On December 21, President Joe Biden signed into law the American Relief Act, 2025 (H.R. 10515), a continuing resolution (CR) that keeps the federal government funded at current levels through March 14. Passage of the bill narrowly avoided a government shutdown that was set to occur at midnight on December 20. The bill passed the House of Representatives with the support of 196 Democrats and 170 Republicans in 366-34 vote. The measure was passed by the Senate 85-11.
Negotiations over government funding hit a snag when President-elect Donald Trump and businessman Elon Musk pressured Congress to raise the national debt ceiling and cut federal spending. The original bipartisan bill, which was more than 1,500 pages long, included several provisions aimed at extending expiring health care related authorities and funding. Among these were an increase to Medicare physician payments of 2.5% for 2025, which would have averted nearly all the 2.83% cut to the Medicare physician fee schedule that took effect January 1, and an extension of incentive payments for qualifying participants in advanced alternative payment models through payment year 2027 based on performance year 2025, at an adjusted amount of 3.53%. A two-year extension of Medicare telehealth flexibilities that were scheduled to end on December 31, 2024, was also included in the bipartisan agreement, as were reauthorizations of the SUPPORT Act and the Pandemic and All Hazards Preparedness Act. The original package also contained reforms to the pharmacy benefit manager (PBM) industry aimed at increasing oversight of PBM services, preventing the use of spread pricing in Medicaid, and requiring PBMs to pass through 100% of rebates to sponsors of prescription drug plans in Medicare and the group health market. However, following objections from Trump and Musk, House Republican leaders sought to push forward a slimmer CR that included a suspension of the debt ceiling. This proposal was voted down 235-174, with 38 Republicans opposing it.
The CR that eventually passed did not include many of the health care provisions from the original bill. It did, however, extend certain telehealth authorities for three months, such as the removal of geographic restrictions and the expansion of the list of originating sites. It also includes short-term extensions of the National Health Service Corps, Teaching Health Center Graduate Medical Education program, and Community Health Centers through March 31.
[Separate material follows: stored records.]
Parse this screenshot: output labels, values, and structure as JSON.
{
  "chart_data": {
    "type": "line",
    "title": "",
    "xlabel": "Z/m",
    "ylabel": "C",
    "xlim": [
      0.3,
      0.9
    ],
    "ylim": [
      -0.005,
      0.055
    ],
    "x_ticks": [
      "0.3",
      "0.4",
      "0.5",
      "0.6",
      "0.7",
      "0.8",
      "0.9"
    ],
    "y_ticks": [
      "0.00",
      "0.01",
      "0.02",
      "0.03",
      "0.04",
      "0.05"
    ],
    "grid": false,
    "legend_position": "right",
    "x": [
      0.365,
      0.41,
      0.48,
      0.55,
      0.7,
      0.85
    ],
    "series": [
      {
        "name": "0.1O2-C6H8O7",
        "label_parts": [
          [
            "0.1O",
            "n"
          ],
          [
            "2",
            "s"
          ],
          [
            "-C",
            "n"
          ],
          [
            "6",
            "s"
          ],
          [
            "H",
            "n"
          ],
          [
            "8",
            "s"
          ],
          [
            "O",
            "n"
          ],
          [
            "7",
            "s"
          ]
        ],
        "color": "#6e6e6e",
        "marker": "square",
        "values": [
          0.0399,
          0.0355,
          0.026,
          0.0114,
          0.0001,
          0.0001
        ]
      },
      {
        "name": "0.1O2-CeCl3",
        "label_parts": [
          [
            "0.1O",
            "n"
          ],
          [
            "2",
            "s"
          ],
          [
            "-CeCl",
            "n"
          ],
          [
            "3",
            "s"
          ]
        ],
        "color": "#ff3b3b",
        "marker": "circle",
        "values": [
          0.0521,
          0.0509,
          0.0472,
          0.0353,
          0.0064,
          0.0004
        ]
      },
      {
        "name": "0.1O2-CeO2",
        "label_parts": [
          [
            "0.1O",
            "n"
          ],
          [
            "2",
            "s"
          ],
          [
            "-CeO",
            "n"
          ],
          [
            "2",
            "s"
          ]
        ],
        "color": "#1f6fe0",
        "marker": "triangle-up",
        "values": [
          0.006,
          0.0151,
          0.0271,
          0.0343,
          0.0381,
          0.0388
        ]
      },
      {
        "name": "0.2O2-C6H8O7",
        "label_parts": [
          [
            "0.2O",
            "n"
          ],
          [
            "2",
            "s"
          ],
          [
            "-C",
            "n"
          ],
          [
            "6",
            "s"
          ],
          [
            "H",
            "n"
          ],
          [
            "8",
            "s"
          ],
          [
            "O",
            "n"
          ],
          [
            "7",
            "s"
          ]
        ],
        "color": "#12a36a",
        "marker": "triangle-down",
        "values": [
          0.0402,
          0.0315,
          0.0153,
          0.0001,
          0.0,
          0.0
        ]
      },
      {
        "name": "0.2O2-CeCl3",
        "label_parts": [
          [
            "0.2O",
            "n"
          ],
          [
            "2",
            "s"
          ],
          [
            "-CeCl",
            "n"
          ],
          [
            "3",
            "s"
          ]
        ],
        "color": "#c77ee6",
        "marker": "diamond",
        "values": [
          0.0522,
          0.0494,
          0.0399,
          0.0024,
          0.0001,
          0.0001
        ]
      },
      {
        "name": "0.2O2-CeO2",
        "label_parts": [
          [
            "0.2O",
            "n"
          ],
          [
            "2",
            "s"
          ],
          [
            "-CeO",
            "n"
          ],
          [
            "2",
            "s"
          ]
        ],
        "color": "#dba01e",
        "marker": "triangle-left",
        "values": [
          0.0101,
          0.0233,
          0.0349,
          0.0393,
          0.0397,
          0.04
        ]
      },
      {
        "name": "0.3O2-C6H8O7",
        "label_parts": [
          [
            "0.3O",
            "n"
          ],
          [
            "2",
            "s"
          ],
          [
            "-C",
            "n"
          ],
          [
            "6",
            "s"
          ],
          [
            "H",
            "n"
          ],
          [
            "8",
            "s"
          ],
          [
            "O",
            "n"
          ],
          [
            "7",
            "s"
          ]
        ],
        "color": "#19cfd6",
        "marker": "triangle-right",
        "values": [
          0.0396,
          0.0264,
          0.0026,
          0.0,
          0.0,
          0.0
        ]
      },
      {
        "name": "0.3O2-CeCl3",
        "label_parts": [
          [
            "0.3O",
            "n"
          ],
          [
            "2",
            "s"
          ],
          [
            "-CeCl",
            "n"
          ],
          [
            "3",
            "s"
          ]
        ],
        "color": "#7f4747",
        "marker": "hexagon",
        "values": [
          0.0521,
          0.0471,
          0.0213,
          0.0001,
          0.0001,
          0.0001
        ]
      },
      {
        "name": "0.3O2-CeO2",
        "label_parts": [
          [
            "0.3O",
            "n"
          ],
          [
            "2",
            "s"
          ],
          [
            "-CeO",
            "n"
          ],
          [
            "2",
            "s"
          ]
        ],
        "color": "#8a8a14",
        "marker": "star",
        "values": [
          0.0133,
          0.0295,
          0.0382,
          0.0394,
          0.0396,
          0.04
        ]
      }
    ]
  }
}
Lawmakers returned to Capitol Hill on January 3 to commence the 119th Congress. Representative Mike Johnson (R-La.) was reelected as Speaker of the House, narrowly securing the position with 218 votes compared to House Democratic Leader Hakeem Jeffries’ (D-N.Y.) 215 votes. The only Republican to vote against Johnson was Rep. Thomas Massie (R-Ky.). While the GOP will control the White House and both chambers of Congress come Inauguration Day, Johnson will lead the House with the narrowest margin of control any party has had in nearly a century.
The House also adopted a rules package for the 119th Congress, which largely mirrors the rules of the 118th Congress. One notable change is the threshold for ousting the House Speaker being raised to nine members of the majority party. Previously, a single majority member could trigger a motion to vacate the chair – the process used to remove former Speaker Kevin McCarthy (R) from leadership in 2023.